>Alessandro Alibrandi (12 June 1960 – 5 December 1981) was an Italian neofascist terrorist who was active in the organization Nuclei Armati Rivoluzionari (Armed Revolutionary Nuclei). He was killed during a firefight with the police in Rome.
>Alibrandi became active in the neofascist party Movimento Sociale Italiano or MSI (Italian Social Movement) from an early age, first in its Fronte della Gioventù (Youth Front). Nicknamed "Ali Baba" by his comrades, he quickly gravitated towards armed action. Joining him were several schoolmates and friends, most notably Valerio "Giusva" Fioravanti, Massimo Carminati, and Franco Anselmi, all of whom were all equally frustrated with what they perceived to be apathy on the part of MSI in the face of "communist aggression"
>On 30 September 1977, a group of MSI activists ran out of the party offices at Medaglie d'Oro to chase after people who were outside distributing anti-fascist leaflets.

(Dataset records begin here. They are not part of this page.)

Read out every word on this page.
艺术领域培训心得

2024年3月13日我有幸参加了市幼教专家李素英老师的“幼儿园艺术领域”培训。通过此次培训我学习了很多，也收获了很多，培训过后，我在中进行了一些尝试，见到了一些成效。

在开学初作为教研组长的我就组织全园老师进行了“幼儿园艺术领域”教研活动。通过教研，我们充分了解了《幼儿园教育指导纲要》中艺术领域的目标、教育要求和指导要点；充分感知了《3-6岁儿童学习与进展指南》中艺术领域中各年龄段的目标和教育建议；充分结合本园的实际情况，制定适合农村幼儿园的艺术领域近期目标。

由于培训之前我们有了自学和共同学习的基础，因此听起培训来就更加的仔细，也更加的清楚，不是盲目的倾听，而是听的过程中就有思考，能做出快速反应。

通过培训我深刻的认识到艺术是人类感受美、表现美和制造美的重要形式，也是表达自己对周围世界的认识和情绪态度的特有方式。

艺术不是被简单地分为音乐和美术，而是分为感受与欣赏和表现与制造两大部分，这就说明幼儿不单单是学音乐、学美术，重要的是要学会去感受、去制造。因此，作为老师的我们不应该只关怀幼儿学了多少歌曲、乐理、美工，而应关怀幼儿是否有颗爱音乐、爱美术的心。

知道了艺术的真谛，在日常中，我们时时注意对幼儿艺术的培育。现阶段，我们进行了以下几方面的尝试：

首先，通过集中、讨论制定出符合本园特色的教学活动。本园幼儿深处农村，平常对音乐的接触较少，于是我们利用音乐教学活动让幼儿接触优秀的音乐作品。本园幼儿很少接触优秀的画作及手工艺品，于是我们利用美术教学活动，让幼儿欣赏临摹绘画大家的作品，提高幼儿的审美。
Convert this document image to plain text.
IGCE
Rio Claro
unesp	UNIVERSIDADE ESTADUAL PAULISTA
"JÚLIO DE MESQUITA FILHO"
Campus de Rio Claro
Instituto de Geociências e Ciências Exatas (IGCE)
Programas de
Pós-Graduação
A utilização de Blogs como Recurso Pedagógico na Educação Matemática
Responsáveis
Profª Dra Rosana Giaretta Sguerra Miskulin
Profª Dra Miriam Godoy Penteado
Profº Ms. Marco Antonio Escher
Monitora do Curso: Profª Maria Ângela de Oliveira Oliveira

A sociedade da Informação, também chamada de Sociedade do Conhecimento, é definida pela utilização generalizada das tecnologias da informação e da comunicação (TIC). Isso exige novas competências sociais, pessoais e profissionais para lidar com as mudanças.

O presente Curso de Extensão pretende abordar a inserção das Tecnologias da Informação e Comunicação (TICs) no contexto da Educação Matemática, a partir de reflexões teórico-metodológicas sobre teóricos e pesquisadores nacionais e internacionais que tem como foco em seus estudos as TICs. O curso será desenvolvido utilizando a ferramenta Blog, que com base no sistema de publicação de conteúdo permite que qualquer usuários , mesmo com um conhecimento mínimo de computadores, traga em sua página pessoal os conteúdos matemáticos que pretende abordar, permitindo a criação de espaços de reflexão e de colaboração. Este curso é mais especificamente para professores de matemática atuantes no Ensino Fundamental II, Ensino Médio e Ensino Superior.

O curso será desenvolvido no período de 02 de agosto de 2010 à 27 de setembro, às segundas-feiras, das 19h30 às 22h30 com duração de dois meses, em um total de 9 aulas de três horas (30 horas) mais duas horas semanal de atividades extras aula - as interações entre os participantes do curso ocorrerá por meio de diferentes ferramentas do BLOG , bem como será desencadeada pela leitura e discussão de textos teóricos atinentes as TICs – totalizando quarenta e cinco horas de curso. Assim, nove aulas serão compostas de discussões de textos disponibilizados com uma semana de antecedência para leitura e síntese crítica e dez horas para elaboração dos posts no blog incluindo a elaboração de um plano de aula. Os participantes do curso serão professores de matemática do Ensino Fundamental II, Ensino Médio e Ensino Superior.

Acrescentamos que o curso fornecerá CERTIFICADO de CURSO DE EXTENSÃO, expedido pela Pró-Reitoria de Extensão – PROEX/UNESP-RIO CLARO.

According to a subsequent testimony in 1981 by convicted neofascist terrorist and police informant Cristiano Fioravanti, he and Alibrandi, who were among the MSI militants, gave chase to twenty-year-old student Walter Rossi and killed him with a 9mm pistol.
>In late 1977, Alibrandi, the Fioravanti brothers, Carminati, Anselmi, Francesca Mambro, Dario Pedretti, Luigi Aronica, and other far-right militants, most of them former MSI members, formed the group Nuclei Armati Rivoluzionari (Armed Revolutionary Nuclei)
>On 28 February 1978, the third anniversary of the death of Mikis Mantakas, a Greek student and member of MSI's student front who was murdered by left-wingers, Alibrandi along with other NAR members, reached Piazza Don Bosco, near the Cinecittà district, where they ambushed a small group of young communist militants and killed leftist Roberto Scialabba.
>The law enforcement authorities were closing in on Alibrandi and his comrades, so he left the country in 1981 and enlisted in the Maronite militia of the Phalange, during the Lebanese Civil War
>Following the arrests of the Fioravanti brothers and others, he returned to Italy in June 1981[11] to "form the new NAR."[12] The next target was DIGOS officer Francesco Straullu who was being accused in far-right media of "torturing" neofascists caught by the police. Straullu and officer Ciriaco Di Roma were driving in their car through the Acilia frazione, on 21 October 1981, when they were ambushed and assassinated by Alibrandi and other NAR members.[13]
>On the morning of 5 December 1981, Alibrandi was killed during a firefight with policemen.[14] That morning, 3 NAR militants went looking for a police patrol to disarm and take their guns. They set up on a bench near the Labaro train station, on the Via Flaminia, near Rome, when a police car passed them at slow speed Alibrandi immediately opened fire shooting at the car.
>One policeman, 21-year-old Ciro Capobianco, was hit in the lungs while inside the patrol car. He would die two days later in the hospital.[15] Another policeman got out and ran behind a corner at the train station from where he started returning fire. The third policeman, Salvatore Barbuto, ran to a nearby restaurant chased by NAR militants whose firing wounded him in the ribs. The injured policeman fired back and hit Alibrandi who fell to the ground, mortally wounded.
>Antonio and his wife had three children: Alessandro, Cristina, and Lorenzo.